La prevenzione e la gestione del rischio di ammalare è uno dei temi sui quali più si confrontano non solo gli epidemiologi e gli igienisti, ma anche i clinici. Come vede la questione un medico di medicina generale?

Vorrei fare una premessa: credo che nell’ambito delle malattie croniche, come lo sono molte di quelle che ci troviamo a curare, l’attenzione principale si dovrebbe rivolgere al rapporto che si viene a creare tra la malattia, il paziente ed il resto della sua vita. Il momento della diagnosi, se possibile, non deve coincidere con la fine di ciò che poteva esserci di positivo in un’esistenza. È questa integrazione tra la malattia e la vita la sfida fondamentale per la medicina che si occupa di cronicità. Perché se non riesce questa sintesi rimane veramente poco di ciò che comunemente chiamiamo “salute”, ed è a quel punto che il malato cronico, indipendentemente dal fatto che sia più o meno grave, è comunque irrimediabilmente malato.

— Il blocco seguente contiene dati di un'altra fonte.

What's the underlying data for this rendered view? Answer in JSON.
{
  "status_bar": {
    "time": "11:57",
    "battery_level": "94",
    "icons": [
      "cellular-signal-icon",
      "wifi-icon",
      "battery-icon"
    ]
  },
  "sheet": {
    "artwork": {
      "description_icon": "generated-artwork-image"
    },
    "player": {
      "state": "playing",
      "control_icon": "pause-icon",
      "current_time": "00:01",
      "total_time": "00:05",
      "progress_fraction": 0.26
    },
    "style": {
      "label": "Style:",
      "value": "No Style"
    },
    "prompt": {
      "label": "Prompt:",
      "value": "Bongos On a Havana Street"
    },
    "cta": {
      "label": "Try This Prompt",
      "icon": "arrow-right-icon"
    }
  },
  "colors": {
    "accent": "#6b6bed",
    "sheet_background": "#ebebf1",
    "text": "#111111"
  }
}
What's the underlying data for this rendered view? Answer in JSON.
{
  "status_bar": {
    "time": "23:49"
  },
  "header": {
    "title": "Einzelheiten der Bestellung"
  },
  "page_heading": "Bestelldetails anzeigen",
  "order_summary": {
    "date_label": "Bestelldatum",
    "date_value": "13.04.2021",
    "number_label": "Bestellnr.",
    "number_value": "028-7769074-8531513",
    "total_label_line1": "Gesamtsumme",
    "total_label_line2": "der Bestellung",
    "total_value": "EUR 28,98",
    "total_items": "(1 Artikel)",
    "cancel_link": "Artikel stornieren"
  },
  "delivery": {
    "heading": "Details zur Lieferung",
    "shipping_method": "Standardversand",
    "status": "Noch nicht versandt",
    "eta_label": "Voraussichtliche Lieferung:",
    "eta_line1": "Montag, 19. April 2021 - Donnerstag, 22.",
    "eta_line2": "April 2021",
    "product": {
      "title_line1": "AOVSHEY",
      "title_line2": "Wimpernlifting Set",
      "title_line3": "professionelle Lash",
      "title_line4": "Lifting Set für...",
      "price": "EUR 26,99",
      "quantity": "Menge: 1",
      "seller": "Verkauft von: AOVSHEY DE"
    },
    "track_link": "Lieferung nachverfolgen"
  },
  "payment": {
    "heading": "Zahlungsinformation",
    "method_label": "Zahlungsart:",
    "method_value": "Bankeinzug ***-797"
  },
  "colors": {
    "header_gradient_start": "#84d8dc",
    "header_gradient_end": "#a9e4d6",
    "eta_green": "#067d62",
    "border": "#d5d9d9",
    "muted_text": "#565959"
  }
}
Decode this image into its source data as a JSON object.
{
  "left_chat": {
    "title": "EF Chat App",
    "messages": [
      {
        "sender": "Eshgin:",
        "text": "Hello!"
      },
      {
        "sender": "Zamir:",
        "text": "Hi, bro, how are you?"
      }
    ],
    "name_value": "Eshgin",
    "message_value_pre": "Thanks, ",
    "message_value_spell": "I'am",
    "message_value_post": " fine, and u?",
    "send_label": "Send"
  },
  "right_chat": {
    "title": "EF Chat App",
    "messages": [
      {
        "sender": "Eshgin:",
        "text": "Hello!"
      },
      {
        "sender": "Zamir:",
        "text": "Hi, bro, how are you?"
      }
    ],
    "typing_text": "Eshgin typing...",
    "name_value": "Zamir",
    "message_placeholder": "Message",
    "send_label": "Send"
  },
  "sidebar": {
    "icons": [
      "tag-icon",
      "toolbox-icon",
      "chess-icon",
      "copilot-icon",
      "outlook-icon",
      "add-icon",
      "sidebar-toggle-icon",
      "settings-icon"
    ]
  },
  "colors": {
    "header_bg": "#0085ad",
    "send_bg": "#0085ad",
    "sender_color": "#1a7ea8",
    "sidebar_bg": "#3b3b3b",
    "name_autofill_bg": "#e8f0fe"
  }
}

In quest’ottica, il "rischio di ammalare" è parte del "rischio del vivere"?

Farei un esempio: immaginiamo che io, come medico, sia "bravissimo" nella conoscenza dei fattori di rischio cardiovascolare; potrei appassionarmi oltre modo ad ottenere nei miei pazienti valori sempre più bassi di colesterolo. Non leggiamo ogni giorno di studi sempre nuovi che ci dicono che più sono ridotti i valori, minore è il rischio di ammalare?

In effetti, sappiamo che è così. Dov’è il problema?

Personalmente credo molto nella medicina preventiva e nella discussione con il paziente sui fattori di rischio e in generale sugli stili di vita, però vorrei anche mantenere i piedi per terra. Non vorrei dimenticare che colesterolo significa anche formaggio e mercato o addirittura montagna, mucche, capre e torrenti, e che colesterolo significa anche pane e salame e significa uova, e quando dico uova sento il profumo della frittata di cipolle che si spande per la cucina.

Lo stesso profumo che sente nelle case dei suoi assistiti, no?

Sì; come medico di medicina generale mi trovo a esercitare la professione nei luoghi del quotidiano e nelle case della gente, e negli ambulatori dei sani, oltre che dei malati. Vivo e lavoro a Villar Perosa, un piccolo paese della Val Chisone in provincia di Torino. Siamo a seicento metri di quota circondati dalle montagne. Si tratta di una realtà alpina dove il legame con la terra è ancora abbastanza forte, ma coesiste con una tradizione industriale che risale alla prima metà del secolo scorso. Le fabbriche hanno comportato un’immigrazione abbastanza significativa sia da altri paesi della valle ma anche dal sud Italia. La mia professione è un osservatorio sulla realtà com’è descritta dalle statistiche mediche e come appare nei racconti della gente.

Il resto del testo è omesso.